Anyone who watches police dramas such as Law & Order or CSI might get the idea that cops from time to time stretch the envelope, but as a matter of course mind their p’s and q’s. On television, respect for their by-the-book superiors and fear that gumshoes from internal affairs will bust them back to traffic duty keep the men and women in blue more or less in line.Reality, however, as represented by the Boston Police Department, is a very different kind of show.
At the moment, a series of troubling cases is coalescing in a way that threatens the progress Boston Police Commissioner Ed Davis has made in cleaning up and retooling the troubled department. How the department handles this bad news — forthrightly, as seems to be the predilection of Davis, or by denying and minimizing, as Boston mayor Thomas Menino too often does — may determine how well Boston weathers yet another crisis in police confidence.
The scandals include:
• Steroid use and dealing among BPD officers, discovered during the Roberto Pulido investigation. Pulido, who pleaded guilty to previous weapons and narcotics charges and is currently awaiting sentencing in federal court, was caught on tape at least a half-dozen times selling — allegedly to other officers — testosterone, deca, sustanon, winstrol stanozolol (“winnies”), somatropin/nordtropin (growth hormones), and syringes. The steroid case is currently being heard by a grand jury. If other police officers are indicted, there will be a nasty ripple effect. What have until now been whispers — or, at best, unconfirmed allegations of misbehavior and use of excessive force perhaps attributable to this sort of drug use — will have to be reexamined.
• Expected additional information about police participation in drug and sex parties, another offshoot of the Pulido investigation. Involvement in illegal gambling may also prove to be more widespread than previously suspected. And, according to a report by WFXT-TV’s Mike Beaudet, some public officials may be implicated.
• Missing drugs from the department’s Hyde Park evidence-storage locker. The FBI is processing evidence, including fingerprints, connected with the missing drugs, and should soon report its findings, Davis recently told the Phoenix’s David S. Bernstein. The results could lead to discipline or even prosecution of officers.
• The review into the Stephan Cowans case. This past month, the Phoenix reported that police in effect framed Cowans, who was wrongfully convicted of shooting a Boston policeman. Davis has ordered a review that, depending on the results, could implicate officers — detectives, as well as ballistics and fingerprint examiners — who have testified in hundreds of cases.
• New evidence of improper behavior or cover-ups in wrongful-conviction cases. A civil-rights trial against the BPD detectives charged with misconduct in the wrongful conviction of Shawn Drumgold is currently in progress. Other such cases are working their way through the courts. And one already settled by the city, that of Neil Miller, has just resurfaced. Miller’s attorneys now accuse the BPD of lying when it claimed to have conducted an internal investigation into alleged misconduct by crime-lab and forensics specialists — misconduct that the attorneys suggest may have been systemic.

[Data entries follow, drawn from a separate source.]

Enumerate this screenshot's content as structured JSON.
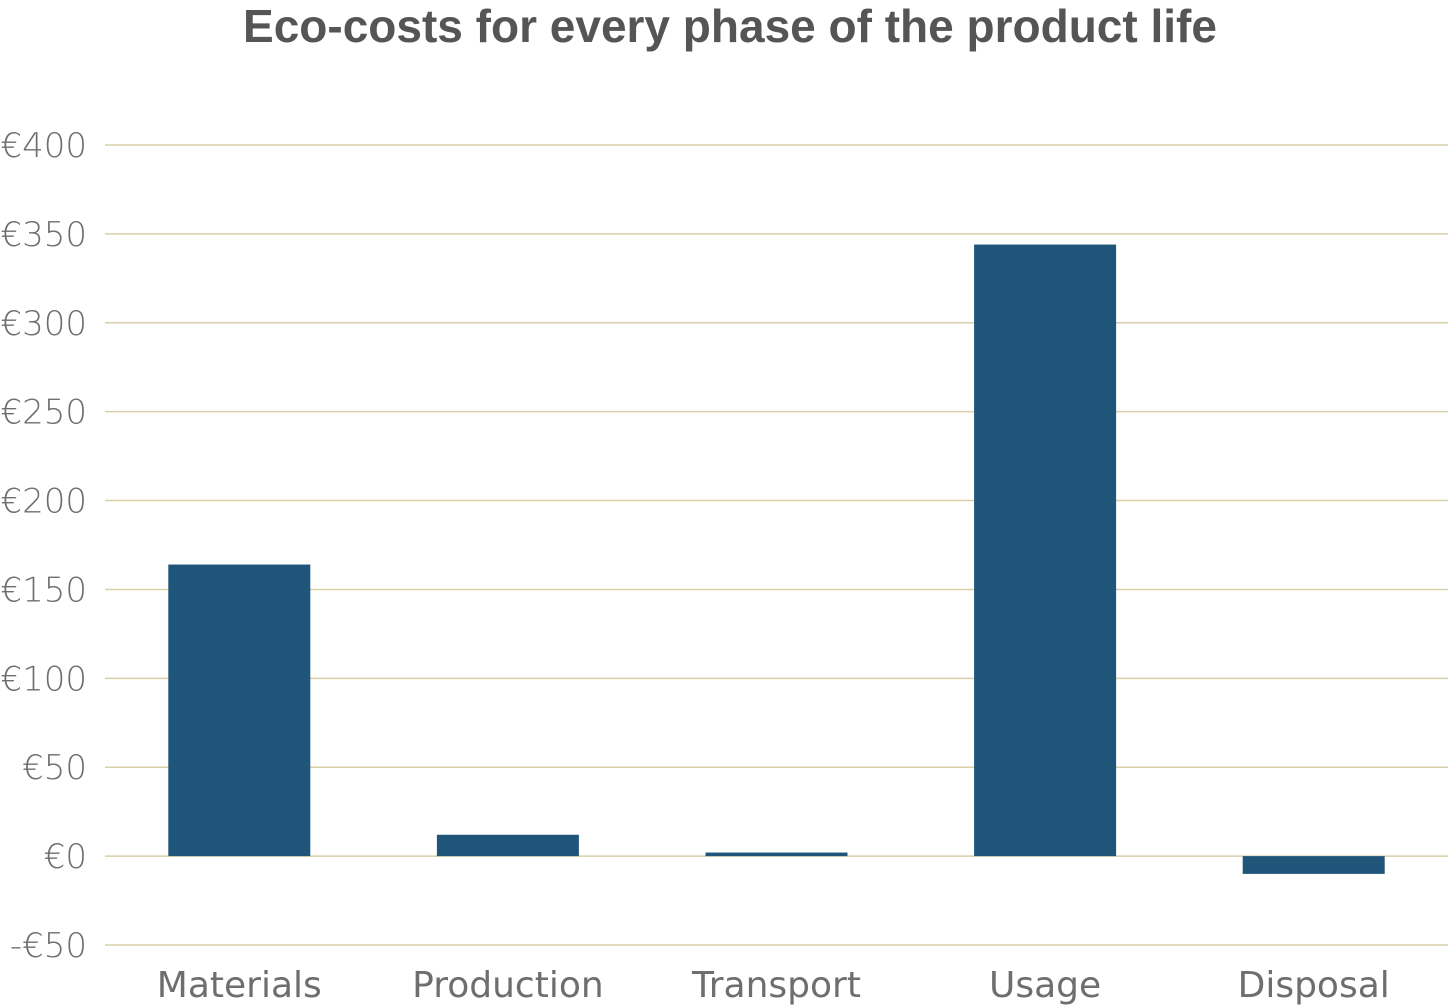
{
  "chart_data": {
    "type": "bar",
    "title": "Eco-costs for every phase of the product life",
    "categories": [
      "Materials",
      "Production",
      "Transport",
      "Usage",
      "Disposal"
    ],
    "values": [
      164,
      12,
      2,
      344,
      -10
    ],
    "ylim": [
      -50,
      400
    ],
    "yticks": [
      400,
      350,
      300,
      250,
      200,
      150,
      100,
      50,
      0,
      -50
    ],
    "ytick_labels": [
      "€400",
      "€350",
      "€300",
      "€250",
      "€200",
      "€150",
      "€100",
      "€50",
      "€0",
      "-€50"
    ],
    "grid": true,
    "bar_color": "#1e5578",
    "grid_color": "#d9cfa8",
    "xlabel": "",
    "ylabel": ""
  }
}
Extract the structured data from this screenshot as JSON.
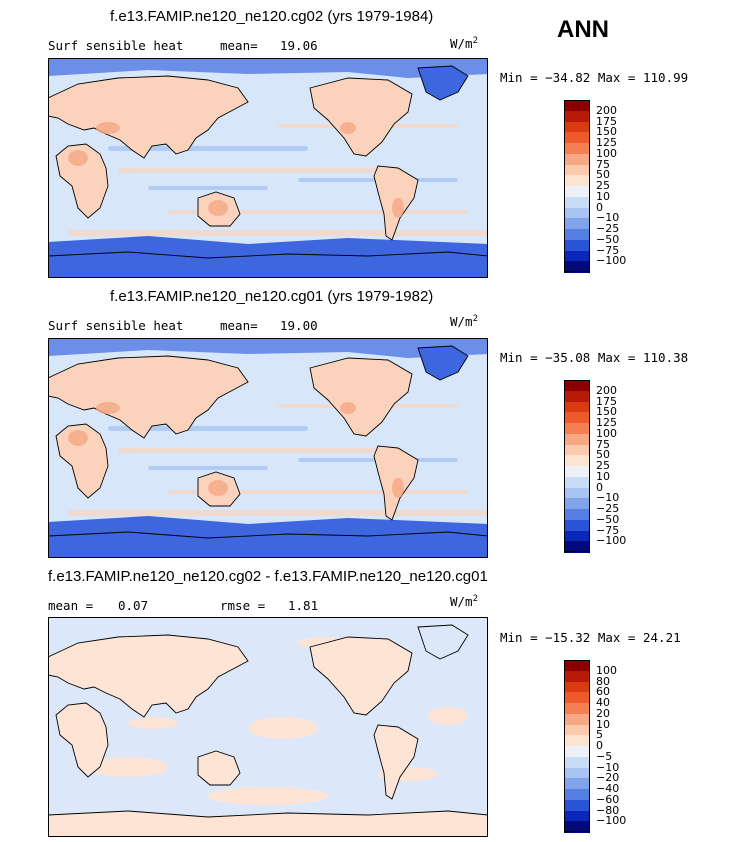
{
  "season": "ANN",
  "panels": [
    {
      "title": "f.e13.FAMIP.ne120_ne120.cg02 (yrs 1979-1984)",
      "variable": "Surf sensible heat",
      "stat1_label": "mean=",
      "stat1_value": "19.06",
      "units_base": "W/m",
      "units_exp": "2",
      "minmax": "Min = −34.82 Max = 110.99",
      "colorbar_labels": [
        "200",
        "175",
        "150",
        "125",
        "100",
        "75",
        "50",
        "25",
        "10",
        "0",
        "−10",
        "−25",
        "−50",
        "−75",
        "−100"
      ],
      "fill_scheme": "full"
    },
    {
      "title": "f.e13.FAMIP.ne120_ne120.cg01 (yrs 1979-1982)",
      "variable": "Surf sensible heat",
      "stat1_label": "mean=",
      "stat1_value": "19.00",
      "units_base": "W/m",
      "units_exp": "2",
      "minmax": "Min = −35.08 Max = 110.38",
      "colorbar_labels": [
        "200",
        "175",
        "150",
        "125",
        "100",
        "75",
        "50",
        "25",
        "10",
        "0",
        "−10",
        "−25",
        "−50",
        "−75",
        "−100"
      ],
      "fill_scheme": "full"
    },
    {
      "title": "f.e13.FAMIP.ne120_ne120.cg02 - f.e13.FAMIP.ne120_ne120.cg01",
      "variable": "",
      "stat1_label": "mean =",
      "stat1_value": "0.07",
      "stat2_label": "rmse =",
      "stat2_value": "1.81",
      "units_base": "W/m",
      "units_exp": "2",
      "minmax": "Min = −15.32 Max = 24.21",
      "colorbar_labels": [
        "100",
        "80",
        "60",
        "40",
        "20",
        "10",
        "5",
        "0",
        "−5",
        "−10",
        "−20",
        "−40",
        "−60",
        "−80",
        "−100"
      ],
      "fill_scheme": "diff"
    }
  ],
  "colorbar_colors": [
    "#8b0000",
    "#b81a0a",
    "#d93a12",
    "#ef5a2a",
    "#f47f55",
    "#f8a783",
    "#fbc9ac",
    "#fde3d2",
    "#eef2f8",
    "#c9dcf6",
    "#a8c4f2",
    "#7fa4ea",
    "#557fe2",
    "#2a53d6",
    "#0a27b8",
    "#000a7a"
  ],
  "map_colors": {
    "ocean": "#d7e6f8",
    "land_warm": "#fbd3bc",
    "land_hot": "#f5a884",
    "cold": "#6b8ee8",
    "very_cold": "#3e66de",
    "diff_pos": "#fde4d4",
    "diff_neg": "#dce8f9"
  }
}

As if these investigations are not troubling enough, the BPD is also dealing with allegations of officers roughing up wives, girlfriends, and even female strangers while off duty. Despite a 2005 BPD committee’s own findings on domestic abuse, which faulted both the department’s disciplinary and counseling efforts, recent stories in the Boston Globe and the Boston Herald about officers involved with domestic-violence incidents show the toothless approach the department takes in policing its own. Davis admitted to the Phoenix that some cases result in wrist-slapping simply because pursuing severe discipline, or termination, is too difficult a legal process.
As the details of these abuse cases emerge, the likelihood is that the public will get a look at how political connections have served to protect police who engage in questionable conduct, on and off duty.
Menino, other elected officials, and the brass in police headquarters need to demonstrate that the days of such protection are over.
With all that is going on in the background and in the headlines, some are wondering why Menino has chosen this particular moment to rage against violent video games, about which he can do nothing, when there is so much trouble within the ranks of the police department, a department that, like so many others, he seems to micro-manage.
The deeply rooted problems that plague the BPD, of course, transcend the mayor’s office. Menino deserves credit for appointing Davis. Davis deserves recognition for wrestling in a serious way to right past wrongs and set the BPD on a proper course. The patrolman’s union, which inexplicably protects bad cops and stymies needed reform, must in some almost mystical way be convinced it is in the interests of its members to enjoy greater public confidence for the admittedly difficult and — at times — seemingly impossible jobs they have to do.